Washington County Coroner Tim Warco has ridden atop a firetruck in Canonsburg’s annual Fourth of July parade for 21 years – and it would be 22, if it weren’t for a plan to downsize this year.
The Canonsburg parade committee decided to limit the number of participants this year in order to trim an event that has “gotten a little bloated” over the past two years, according to parade Co-Chairman Sean Terling.
Canonsburg Mayor David Rhome and Canonsburg council members were the only elected officials invited to walk or ride along the parade route this year. Other cuts included two car clubs and any fire department that is not in the immediate Canonsburg area.
Terling said the committee hopes the parade, which usually lasts over three hours, can be reduced to no more than two hours.
Although it “wasn’t an easy decision,” Terling said many residents have other holiday plans, and watching scores of cars and walkers can be more daunting than delightful.
“We looked at it and tried to evaluate it from an entertainment value and see where we could get the most bang for our buck,” he said.
Warco said he was disappointed in the decision and questioned whether cutting elected officials from the parade would actually save time. He enjoyed taking his nephew on a fire truck that chugged along the parade route, and he hoped to continue that tradition with his grandson once he was old enough.
“I’m like a big kid. I enjoyed that parade, and I looked forward to it,” he said. “I hope they achieve their motivation by downsizing, and if they continue to downsize, maybe no one will come.”

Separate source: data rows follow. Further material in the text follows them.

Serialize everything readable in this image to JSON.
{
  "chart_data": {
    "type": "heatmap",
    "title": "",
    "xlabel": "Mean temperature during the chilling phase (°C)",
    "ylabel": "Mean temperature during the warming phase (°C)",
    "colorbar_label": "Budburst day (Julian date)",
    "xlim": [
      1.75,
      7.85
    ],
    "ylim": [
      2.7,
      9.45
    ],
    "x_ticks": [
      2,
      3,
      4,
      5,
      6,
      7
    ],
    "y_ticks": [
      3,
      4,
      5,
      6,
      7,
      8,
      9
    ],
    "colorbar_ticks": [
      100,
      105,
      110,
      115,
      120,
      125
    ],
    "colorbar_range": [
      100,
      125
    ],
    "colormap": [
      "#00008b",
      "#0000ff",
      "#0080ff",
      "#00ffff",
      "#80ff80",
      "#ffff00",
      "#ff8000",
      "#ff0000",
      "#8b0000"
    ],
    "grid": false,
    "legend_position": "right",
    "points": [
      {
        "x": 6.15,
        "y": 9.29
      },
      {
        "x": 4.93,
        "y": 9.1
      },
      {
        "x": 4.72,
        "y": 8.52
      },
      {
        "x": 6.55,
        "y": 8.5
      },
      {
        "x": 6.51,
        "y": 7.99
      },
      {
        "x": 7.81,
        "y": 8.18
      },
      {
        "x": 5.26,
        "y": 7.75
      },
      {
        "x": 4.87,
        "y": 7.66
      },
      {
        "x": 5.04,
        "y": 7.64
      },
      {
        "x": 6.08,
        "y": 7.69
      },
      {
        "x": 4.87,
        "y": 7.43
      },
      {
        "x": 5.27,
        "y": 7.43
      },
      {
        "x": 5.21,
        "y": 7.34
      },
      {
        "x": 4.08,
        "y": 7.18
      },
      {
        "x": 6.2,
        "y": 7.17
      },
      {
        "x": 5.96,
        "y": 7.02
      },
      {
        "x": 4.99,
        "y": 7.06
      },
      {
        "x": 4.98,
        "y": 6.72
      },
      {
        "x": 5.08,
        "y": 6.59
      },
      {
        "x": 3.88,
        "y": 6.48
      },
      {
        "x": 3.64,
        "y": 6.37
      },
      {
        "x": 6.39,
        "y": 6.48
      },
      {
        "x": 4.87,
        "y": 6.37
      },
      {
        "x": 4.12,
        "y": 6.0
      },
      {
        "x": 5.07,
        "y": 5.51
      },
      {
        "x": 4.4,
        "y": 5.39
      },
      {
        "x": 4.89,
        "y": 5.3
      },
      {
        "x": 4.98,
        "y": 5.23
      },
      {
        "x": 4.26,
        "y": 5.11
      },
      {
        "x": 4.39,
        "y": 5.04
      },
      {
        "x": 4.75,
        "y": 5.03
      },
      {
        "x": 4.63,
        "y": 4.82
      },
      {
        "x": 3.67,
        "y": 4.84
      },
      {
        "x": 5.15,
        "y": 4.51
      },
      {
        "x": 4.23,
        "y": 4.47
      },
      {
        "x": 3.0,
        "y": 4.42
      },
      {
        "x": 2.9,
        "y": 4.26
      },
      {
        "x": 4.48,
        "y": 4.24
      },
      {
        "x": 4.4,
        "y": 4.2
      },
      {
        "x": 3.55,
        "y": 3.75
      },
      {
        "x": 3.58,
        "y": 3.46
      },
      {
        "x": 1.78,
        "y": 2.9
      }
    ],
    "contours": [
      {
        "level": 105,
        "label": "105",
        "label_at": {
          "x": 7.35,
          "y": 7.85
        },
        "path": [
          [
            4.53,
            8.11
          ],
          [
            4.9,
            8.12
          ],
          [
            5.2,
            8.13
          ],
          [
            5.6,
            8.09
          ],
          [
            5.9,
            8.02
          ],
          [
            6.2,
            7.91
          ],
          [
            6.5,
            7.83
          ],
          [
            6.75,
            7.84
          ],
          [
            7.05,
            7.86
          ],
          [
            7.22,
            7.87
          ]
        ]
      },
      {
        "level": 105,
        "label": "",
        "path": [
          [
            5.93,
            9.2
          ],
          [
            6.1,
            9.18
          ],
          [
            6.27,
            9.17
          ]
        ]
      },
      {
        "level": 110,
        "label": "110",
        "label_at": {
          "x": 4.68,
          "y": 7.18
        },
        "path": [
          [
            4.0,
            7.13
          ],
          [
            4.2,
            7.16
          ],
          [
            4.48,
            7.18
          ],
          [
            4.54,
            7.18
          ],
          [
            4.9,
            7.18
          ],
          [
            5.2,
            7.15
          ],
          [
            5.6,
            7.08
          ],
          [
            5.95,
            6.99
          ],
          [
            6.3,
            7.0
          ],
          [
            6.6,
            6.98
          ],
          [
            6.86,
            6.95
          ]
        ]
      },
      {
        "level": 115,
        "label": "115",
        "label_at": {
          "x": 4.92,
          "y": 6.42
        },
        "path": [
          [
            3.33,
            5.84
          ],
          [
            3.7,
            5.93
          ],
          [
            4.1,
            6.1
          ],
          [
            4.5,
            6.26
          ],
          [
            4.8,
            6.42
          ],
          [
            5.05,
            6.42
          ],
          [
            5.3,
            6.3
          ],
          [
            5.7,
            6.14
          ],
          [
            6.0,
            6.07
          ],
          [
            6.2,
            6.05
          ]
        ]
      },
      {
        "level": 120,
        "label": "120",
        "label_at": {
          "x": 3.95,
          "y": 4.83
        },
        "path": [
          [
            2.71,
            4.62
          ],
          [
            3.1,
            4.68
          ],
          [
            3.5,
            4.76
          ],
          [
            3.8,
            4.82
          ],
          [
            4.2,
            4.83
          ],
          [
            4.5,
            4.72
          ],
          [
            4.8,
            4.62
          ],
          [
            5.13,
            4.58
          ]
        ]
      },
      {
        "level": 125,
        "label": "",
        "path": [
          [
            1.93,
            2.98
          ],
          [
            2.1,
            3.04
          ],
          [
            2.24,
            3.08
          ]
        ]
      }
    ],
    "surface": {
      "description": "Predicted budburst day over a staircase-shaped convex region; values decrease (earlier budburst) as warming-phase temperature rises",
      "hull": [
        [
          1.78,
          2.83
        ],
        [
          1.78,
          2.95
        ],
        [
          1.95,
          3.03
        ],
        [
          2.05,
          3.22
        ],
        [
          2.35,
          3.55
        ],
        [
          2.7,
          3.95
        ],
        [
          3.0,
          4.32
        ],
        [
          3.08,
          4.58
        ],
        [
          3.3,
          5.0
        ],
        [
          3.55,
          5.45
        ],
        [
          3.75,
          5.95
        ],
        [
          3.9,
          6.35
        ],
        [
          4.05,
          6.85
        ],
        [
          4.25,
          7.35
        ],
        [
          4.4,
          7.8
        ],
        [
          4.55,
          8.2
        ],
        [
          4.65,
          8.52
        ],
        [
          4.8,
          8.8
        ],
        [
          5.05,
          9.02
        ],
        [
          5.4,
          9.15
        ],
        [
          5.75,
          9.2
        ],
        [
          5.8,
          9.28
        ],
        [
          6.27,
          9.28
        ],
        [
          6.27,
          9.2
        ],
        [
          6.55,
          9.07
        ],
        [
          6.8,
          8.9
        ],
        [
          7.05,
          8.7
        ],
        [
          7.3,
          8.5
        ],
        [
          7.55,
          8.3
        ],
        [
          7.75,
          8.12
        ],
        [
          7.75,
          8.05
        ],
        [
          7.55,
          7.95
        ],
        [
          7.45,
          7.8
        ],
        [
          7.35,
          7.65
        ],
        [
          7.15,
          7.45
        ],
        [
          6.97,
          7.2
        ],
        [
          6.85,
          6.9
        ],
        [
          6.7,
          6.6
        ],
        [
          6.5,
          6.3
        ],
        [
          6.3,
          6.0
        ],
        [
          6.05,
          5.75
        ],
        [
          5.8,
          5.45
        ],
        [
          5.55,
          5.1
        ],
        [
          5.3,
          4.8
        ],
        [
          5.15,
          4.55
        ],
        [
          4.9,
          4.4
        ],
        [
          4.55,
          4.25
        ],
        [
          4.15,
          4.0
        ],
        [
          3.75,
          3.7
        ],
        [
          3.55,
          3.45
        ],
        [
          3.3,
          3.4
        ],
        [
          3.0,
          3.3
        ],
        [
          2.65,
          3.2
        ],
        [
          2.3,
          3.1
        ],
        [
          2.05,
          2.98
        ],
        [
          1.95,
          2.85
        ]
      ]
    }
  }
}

State Rep. Brandon Neuman, D-North Strabane, said he had not heard about the parade cuts, but he still plans on attending even if he cannot participate.
“It’s great for the town, and it’s great for Canonsburg,” he said. “It draws a lot of good attention to a small town. If I’m not going to be in the parade, I guess they’ll tell me soon.”
Washington County Commissioner Diana Irey Vaughan has participated in the Canonsburg parade for about 18 years, but she did not object to the plan to downsize.
“The parade has gotten longer over the years, and it’s certainly understandable, them having to downsize,” she said, adding that she will be happy to watch the parade from the crowd. “They do a terrific job with the parade.”
Terling said the committee has received some backlash for the decision, but he urges elected officials to join larger clubs or organizations to participate in the parade, which would be more time effective than each individual having his or her own car. State Sen. Tim Solobay, D-Canonsburg, is also the first assistant chief of Canonsburg’s Volunteer Fire Department, so he will be riding a fire truck in the parade. Terling said that ultimately, the decision to downsize was nothing personal, and “if there are people that are turned away, hopefully they understand.”